If sexual intercourse takes place when one or both partners has thrush then they should be advised to use a condom to prevent reinfection. If the woman’s partner is symptomatic, then they should be treated with a topical imidazole cream at the same time.
Any reversible predisposing factors for RVVC need to be eliminated. However, in most women with RVVC, no underlying or predisposing factor is identified.
A longer duration of initial treatment should be given followed by maintenance treatment. These regimes should not be given to pregnant women.
SOME COMMONLY USED REGIMENS INCLUDE: 1,4
- Initially oral ﬂuconazole (150mg) every three days for three doses followed by one dose every week for six months
- Initially intravaginal topical imidazole for 10-14 days followed by clotrimazole vaginally (500mg pessary) once every week for six months
- Initially intravaginal topical imidazole for 10-14 days twice a week followed by itraconazole orally (50-100mg/day) for six months
These are unlicensed uses
The first regimen results in around 90% remission at six months and around 40% at one year. 1 These regimens can be repeated if recurrent infection occurs; there is currently no good evidence regarding the optimum duration of suppressive treatment.
Treatment with cetirizine (10mg od) for six months may cause remission in women who fail to get resolution of symptoms with suppressive fluconazole.1
Some women take antifungal treatment whenever they take antibiotics to prevent thrush from occurring. There is little scientific evidence to show that natural remedies are effective.
Neither suppositories nor yogurt containing Lactobacillus spp are likely to prevent recurrences of VVC so their use is not recommended. 6
C. glabrata does not form pseudohyphae or hyphae and is not easily recognised on microscopy. C. glabrata and other non-albicans candida species are seen in around 10-20 per cent of patients with RVVC and are usually still sensitive to standard treatment.
Patients with abnormal host factors
Women with diabetes mellitus should ensure they achieve optimal glycaemic control. Patients with immunosuppression may have more frequent and more persistent episodes of candidiasis. 7
Women who are taking the combined oral contraceptive pill should be advised to consider changing to a progesterone-only contraceptive.
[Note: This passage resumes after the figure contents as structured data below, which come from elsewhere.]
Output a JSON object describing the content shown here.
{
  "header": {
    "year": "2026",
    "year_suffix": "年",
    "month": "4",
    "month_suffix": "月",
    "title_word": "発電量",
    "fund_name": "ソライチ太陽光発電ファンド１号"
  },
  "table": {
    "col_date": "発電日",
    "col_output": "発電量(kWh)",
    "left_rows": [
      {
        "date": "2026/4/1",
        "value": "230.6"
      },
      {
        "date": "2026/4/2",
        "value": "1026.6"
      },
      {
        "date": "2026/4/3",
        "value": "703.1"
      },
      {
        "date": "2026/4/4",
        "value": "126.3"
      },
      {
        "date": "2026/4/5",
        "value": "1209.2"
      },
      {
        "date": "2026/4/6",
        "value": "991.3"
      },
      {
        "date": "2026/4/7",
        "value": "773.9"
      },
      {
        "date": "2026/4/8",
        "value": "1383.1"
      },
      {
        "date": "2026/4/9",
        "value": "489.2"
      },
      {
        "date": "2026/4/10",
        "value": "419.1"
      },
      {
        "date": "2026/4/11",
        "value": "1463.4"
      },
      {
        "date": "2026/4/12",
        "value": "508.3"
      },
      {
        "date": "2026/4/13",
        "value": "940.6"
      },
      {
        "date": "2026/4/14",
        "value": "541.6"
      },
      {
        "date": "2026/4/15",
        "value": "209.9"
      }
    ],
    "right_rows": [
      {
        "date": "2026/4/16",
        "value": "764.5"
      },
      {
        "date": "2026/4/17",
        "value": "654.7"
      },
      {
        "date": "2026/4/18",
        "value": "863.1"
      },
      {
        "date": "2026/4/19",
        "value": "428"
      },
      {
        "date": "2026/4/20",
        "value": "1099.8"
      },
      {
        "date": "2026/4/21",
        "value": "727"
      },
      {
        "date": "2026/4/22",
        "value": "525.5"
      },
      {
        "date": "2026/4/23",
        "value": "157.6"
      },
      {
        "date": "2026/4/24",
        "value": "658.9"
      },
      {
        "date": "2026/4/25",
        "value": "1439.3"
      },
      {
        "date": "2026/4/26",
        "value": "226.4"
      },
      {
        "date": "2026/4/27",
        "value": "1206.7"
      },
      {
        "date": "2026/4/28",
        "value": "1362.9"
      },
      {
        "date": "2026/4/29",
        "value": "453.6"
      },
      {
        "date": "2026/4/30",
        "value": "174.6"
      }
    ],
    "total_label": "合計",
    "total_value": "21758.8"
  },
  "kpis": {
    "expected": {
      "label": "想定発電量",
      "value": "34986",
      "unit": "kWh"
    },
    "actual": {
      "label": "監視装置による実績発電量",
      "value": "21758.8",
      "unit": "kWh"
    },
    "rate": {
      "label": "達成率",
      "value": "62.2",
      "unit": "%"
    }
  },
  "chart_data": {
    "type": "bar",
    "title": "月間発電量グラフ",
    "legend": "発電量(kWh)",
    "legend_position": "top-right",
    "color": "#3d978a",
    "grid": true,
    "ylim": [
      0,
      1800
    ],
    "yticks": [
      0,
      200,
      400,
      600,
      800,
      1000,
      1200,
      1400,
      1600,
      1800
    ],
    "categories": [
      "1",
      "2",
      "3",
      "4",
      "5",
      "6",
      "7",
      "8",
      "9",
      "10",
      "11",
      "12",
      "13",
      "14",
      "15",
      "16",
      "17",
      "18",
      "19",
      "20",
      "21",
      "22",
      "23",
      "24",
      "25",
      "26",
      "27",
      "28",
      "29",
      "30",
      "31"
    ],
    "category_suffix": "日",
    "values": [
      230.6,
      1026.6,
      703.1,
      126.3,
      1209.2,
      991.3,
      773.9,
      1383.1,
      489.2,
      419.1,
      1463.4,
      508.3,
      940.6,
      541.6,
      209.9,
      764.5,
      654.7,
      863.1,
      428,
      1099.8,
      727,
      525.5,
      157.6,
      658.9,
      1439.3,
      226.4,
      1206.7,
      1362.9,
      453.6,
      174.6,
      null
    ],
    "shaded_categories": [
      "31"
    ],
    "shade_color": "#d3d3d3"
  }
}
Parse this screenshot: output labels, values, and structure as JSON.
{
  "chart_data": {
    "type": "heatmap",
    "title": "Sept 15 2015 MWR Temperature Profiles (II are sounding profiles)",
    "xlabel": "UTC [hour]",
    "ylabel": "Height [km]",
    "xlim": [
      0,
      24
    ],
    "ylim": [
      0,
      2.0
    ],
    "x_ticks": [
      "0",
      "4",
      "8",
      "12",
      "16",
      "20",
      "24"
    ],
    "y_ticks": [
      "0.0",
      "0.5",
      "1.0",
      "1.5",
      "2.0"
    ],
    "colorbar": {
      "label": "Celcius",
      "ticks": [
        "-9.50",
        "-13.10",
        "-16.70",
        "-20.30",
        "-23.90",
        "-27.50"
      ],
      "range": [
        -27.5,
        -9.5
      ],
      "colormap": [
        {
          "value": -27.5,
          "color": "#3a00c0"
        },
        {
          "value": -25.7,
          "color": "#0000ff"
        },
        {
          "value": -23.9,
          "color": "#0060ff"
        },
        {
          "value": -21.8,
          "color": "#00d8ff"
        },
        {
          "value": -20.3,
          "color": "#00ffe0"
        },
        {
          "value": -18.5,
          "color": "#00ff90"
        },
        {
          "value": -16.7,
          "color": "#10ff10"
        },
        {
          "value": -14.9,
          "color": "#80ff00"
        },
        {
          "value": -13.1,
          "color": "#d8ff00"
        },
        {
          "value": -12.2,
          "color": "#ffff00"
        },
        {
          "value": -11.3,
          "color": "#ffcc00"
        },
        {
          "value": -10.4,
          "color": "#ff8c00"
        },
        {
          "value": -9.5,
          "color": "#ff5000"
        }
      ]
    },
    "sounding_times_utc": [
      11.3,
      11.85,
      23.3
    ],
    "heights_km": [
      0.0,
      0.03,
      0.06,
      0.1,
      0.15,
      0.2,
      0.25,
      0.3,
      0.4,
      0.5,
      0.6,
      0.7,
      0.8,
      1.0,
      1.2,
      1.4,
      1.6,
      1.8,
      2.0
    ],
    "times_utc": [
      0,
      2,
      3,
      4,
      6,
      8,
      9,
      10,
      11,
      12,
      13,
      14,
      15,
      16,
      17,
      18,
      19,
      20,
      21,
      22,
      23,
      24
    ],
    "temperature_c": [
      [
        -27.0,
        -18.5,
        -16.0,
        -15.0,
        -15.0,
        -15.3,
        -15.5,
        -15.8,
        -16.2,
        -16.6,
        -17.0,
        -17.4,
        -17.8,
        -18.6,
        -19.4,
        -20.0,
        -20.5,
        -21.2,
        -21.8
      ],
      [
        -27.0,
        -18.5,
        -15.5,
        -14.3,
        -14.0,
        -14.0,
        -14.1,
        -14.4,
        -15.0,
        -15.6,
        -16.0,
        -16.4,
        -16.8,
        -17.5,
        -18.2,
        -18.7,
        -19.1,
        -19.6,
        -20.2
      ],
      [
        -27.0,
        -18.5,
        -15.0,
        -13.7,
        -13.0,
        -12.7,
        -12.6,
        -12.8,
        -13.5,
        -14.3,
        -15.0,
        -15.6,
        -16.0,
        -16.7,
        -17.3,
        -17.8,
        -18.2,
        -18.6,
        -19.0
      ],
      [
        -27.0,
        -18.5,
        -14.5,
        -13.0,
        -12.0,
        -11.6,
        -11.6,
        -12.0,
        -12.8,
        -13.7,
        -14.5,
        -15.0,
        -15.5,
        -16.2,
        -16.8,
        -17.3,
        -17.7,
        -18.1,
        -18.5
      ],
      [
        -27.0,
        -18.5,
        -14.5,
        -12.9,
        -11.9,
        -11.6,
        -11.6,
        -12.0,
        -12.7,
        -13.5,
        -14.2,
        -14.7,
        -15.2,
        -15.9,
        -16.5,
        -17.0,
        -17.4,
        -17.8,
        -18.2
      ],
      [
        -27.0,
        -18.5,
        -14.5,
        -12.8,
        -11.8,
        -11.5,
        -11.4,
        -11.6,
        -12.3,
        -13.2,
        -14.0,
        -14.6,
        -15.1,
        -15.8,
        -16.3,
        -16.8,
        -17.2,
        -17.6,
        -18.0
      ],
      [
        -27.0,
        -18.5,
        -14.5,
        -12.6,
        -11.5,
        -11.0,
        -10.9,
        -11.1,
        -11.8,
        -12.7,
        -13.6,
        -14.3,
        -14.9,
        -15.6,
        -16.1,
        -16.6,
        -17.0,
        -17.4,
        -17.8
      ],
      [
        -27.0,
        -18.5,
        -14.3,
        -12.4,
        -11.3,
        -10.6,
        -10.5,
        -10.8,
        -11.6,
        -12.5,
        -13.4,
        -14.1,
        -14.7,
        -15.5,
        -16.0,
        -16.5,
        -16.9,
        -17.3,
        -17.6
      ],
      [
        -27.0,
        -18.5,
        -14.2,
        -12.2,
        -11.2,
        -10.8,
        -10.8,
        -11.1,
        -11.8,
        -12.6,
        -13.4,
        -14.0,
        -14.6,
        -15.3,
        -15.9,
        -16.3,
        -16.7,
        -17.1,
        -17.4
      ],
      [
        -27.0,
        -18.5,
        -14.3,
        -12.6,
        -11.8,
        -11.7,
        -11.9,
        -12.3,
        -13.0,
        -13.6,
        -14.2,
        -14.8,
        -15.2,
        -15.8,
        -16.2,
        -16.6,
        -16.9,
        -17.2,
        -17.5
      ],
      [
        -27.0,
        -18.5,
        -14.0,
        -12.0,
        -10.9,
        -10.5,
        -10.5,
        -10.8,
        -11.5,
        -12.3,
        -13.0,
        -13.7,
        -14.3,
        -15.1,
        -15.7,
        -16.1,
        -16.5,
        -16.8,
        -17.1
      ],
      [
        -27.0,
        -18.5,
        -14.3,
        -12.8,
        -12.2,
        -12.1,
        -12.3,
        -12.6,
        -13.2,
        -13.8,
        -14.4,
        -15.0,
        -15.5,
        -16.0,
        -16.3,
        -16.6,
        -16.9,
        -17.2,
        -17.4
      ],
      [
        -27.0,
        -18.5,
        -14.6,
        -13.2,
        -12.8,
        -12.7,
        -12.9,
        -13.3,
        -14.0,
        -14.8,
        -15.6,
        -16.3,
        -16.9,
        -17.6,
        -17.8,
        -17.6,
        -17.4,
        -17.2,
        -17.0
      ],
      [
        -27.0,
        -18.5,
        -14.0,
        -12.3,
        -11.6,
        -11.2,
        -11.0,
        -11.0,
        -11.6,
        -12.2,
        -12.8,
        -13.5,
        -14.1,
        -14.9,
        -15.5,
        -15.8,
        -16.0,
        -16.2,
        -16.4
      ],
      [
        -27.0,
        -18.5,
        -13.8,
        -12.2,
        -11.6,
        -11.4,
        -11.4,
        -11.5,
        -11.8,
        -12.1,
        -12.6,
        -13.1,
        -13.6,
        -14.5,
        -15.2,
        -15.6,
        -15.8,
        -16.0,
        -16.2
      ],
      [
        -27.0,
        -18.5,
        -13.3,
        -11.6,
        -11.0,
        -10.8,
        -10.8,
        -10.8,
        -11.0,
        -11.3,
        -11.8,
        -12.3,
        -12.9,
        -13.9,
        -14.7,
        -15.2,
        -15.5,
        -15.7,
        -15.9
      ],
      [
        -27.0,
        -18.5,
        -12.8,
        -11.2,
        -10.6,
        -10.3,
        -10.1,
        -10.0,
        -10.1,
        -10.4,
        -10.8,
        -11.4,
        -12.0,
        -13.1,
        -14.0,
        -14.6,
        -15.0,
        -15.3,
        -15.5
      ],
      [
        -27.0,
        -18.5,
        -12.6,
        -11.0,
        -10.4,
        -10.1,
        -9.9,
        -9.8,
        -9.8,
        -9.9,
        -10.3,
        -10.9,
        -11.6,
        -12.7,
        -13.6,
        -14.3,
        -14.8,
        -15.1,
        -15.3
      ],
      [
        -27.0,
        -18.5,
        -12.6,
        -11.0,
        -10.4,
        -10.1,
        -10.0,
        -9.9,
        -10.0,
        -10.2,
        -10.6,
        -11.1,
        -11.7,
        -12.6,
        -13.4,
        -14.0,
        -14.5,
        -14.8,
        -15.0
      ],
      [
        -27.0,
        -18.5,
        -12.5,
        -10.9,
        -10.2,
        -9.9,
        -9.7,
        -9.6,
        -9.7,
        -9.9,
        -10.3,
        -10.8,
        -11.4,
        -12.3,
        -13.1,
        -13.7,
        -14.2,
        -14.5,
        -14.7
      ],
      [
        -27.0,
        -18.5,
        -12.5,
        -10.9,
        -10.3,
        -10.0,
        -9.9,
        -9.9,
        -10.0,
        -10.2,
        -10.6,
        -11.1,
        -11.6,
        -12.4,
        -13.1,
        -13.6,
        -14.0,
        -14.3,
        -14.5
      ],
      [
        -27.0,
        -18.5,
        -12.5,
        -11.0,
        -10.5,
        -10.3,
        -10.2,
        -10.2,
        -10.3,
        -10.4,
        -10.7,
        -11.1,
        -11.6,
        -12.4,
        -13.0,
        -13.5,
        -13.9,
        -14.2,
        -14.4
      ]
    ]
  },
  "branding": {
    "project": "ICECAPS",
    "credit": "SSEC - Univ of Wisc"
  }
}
If infection occurs during a maintenance period of treatment, then the patient should be referred to a GUM clinic, as alternative treatments, including boric acid, may be required. 8 Boric acid is a weak acid with both antiseptic and anti-fungal properties.
OUTCOME OF CLINICAL CASE
Mrs R G was examined and swabs were taken, which conﬁrmed the presence of Candidia albicans . All other tests for sexually transmitted infections were negative, for which she was very relieved. She was prescribed oral ﬂuconazole to take that day and again three days later. She was also given clotrimazole with hydrocortisone (Canesten HC) cream to use topically.
Mrs R G’s GP discussed with her practical preventive measures and also explained that she may need to consider changing her choice of contraception if her symptoms recurred. Mrs R G returned to the surgery three months later saying she was delighted that her symptoms had not returned.
1 RCGP Sex, Drugs, HIV and Viral Hepatitis Group, BASHH. Sexually transmitted infections in primary care 2013. http:// www.bashh.org/documents/Sexually%20Transmitted%20 Infections%20in%20Primary%20Care%202013.pdf
2 Clinical Effectiveness Group. British Association of Sexual Health and HIV. United Kingdom National Guideline on the Management of Vulvovaginal Candidiasis (2007)
3 Faculty of Sexual and Reproductive Healthcare. The management of vaginal discharge in non genito-urinary medicine settings (2012). Available at www.fsrh.org and www. bashh.org/guidelines
4 British National Formulary (BNF)
5 Bradbury BD, Jick SS. Pharmacotherapy 2002 Jun;22(6): 697-700.
6 Jurden L, Buchanan M, Kelsberg G, Safranek S. J Fam Pract 2012 Jun;61(6):357, 368
7 Ray A, Ray S, George AT, Swaminathan N. Cochrane Database Syst Rev. 2011 Aug 10;(8):CD008739. doi: 10.1002/14651858.CD008739.pub2.
8 Savini V, Catavitello C, Bianco A, et al. Eur J Obstet Gynecol Reprod Biol 2009 Nov;147(1):112.